The proposed delisting would remove ESA protections for the population but maintain research and monitoring. It would turn over management of the species to the states and allow for a hunting season, a controversial aspect that tribes, including the Confederated Salish and Kootenai, oppose.

Grizzly bears were listed as threatened under the U.S. Endangered Species Act in 1975, but they are believed to be recovering, particularly the populations occupying distinct regions — the robust grizzly populations of the much-larger NCDE and the Greater Yellowstone Ecosystem, which are growing at an annual rate of roughly 3 percent.

Last year, federal officials announced the decision to remove grizzly bears from the Greater Yellowstone Ecosystem, ending 42 years of federal management of the iconic mammal under the auspices of the USFWS.

Grizzly bears once numbered about 50,000 and ranged over much of North America.
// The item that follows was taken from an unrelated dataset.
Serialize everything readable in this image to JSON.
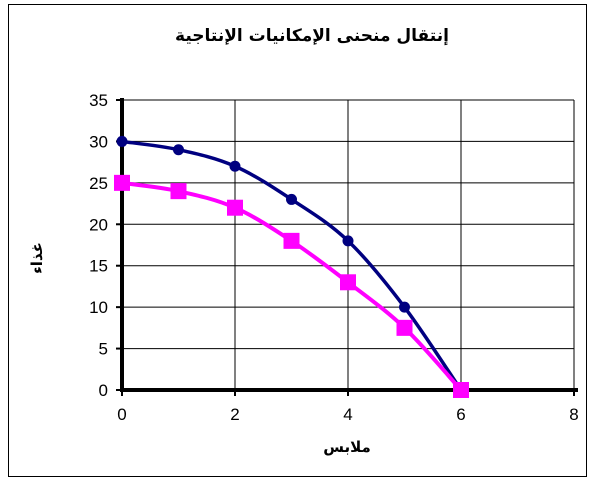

Their population plummeted starting in the 1850s because of widespread hunting and trapping, and the bears now occupy only 2 percent of their original territory.

The Obama administration first proposed removing grizzlies as a threatened species by issuing an initial ruling in March 2016.

Although a lawsuit challenging the decision to delist NCDE grizzlies from Endangered Species Act protections is likely, federal officials said the science behind the decision and the management plan will likely withstand a legal challenge.

Endangered Species Act protections set strict rules meant to protect species from being killed or their habitat being harmed, as opposed to state management practices that can include hunting or trapping as a means to keep an animal’s population in check.

The federal agency’s rule set a minimum population of 500 bears for Yellowstone, and requires states to curb hunting if the population falls below 600.

Scientists also studied the effects of climate change on grizzly bears and their food sources, such as the nuts of whitebark pine trees, which are in decline.